Excès de demande dans l’automobile
Dans le monde automobile, la demande excède encore largement l’offre, indiquent les fabricants de puces destinées aux batteries électriques et aux tableaux de bord, du franco-italien STMicroelectronics à Infineon ou NXP. Les perspectives sont bonnes pour la valeur des semi-conducteurs dans une voiture qui doit passer de 712 à 931 dollars entre 2022 et 2025, d’après Gartner. Mais même ce marché semble fragile.
La semaine dernière, l’américain Micron a ainsi revu à la baisse son objectif de recettes pour le trimestre en cours et s’est justifié en évoquant des ajustements de commandes au-delà de l’électronique grand public. « Micron est la première entreprise à mentionner une faiblesse sur les marchés finaux industriels et automobiles et nous notons que Micron a été un indicateur avancé du retournement toute l’année », souligne Christopher Danely, l’analyste de Citigroup.
La pertinence des milliards de dollars d’investissement
Ce pessimisme pose des questions quant à la pertinence des dizaines de milliards de dollars que les fabricants de semi-conducteurs prévoient d’investir dans les prochaines années, avec le fort soutien financier des pouvoirs publics, aux Etats-Unis comme en Europe.
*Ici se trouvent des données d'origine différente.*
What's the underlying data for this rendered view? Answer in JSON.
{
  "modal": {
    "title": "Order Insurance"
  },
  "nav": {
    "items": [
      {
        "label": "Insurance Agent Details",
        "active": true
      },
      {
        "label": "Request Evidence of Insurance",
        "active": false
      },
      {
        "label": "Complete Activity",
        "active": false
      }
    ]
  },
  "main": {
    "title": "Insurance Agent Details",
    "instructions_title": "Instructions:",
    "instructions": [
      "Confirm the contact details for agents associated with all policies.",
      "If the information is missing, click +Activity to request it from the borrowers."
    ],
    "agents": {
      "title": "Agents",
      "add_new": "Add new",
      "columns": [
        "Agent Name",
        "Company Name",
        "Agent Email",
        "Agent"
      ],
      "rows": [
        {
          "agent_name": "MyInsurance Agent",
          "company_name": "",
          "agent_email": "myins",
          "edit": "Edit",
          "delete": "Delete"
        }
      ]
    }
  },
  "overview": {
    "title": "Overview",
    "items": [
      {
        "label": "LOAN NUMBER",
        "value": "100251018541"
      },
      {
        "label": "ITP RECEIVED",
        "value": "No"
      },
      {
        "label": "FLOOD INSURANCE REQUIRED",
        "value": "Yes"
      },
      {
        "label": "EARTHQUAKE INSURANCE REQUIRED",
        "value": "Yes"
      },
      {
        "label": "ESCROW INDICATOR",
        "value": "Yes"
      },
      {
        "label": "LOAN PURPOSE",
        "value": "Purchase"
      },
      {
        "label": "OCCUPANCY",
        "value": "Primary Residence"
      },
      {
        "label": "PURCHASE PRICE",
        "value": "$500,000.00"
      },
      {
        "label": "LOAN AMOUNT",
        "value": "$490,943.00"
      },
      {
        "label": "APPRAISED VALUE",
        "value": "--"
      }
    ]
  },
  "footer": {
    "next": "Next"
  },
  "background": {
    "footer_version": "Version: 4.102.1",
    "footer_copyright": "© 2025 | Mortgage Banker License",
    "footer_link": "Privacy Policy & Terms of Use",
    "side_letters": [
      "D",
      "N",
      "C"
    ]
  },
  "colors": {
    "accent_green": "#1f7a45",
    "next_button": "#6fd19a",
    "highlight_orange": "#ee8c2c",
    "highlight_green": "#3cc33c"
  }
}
Ces derniers voient l’implantation d’une usine de puces sur leur sol comme un acte de souveraineté et ne s’inquiètent pas des risques de surcapacité.
Pour l’instant, les sombres perspectives du marché ne s’annoncent certes que passagères. Comme un symbole, Micron a révisé ses perspectives pour le trimestre en cours tout en annonçant un investissement de 40 milliards de dollars rien qu’aux Etats-Unis.
Malgré ses difficultés, Intel ne renonce pas non plus à ses futures mégafabs à 10 milliards de dollars chacune. « Vous ne construisez pas des usines de ce type pour un ou deux trimestres », a expliqué le patron Pat Gelsinger à Reuters, persuadé qu’il aura besoin de capacités nouvelles pour saisir des opportunités d’ici 2030. Mais certaines sociétés, comme le sud-coréen SK Hynix, font d’ores et déjà savoir qu’ils pourraient décaler dans le temps leurs dépenses.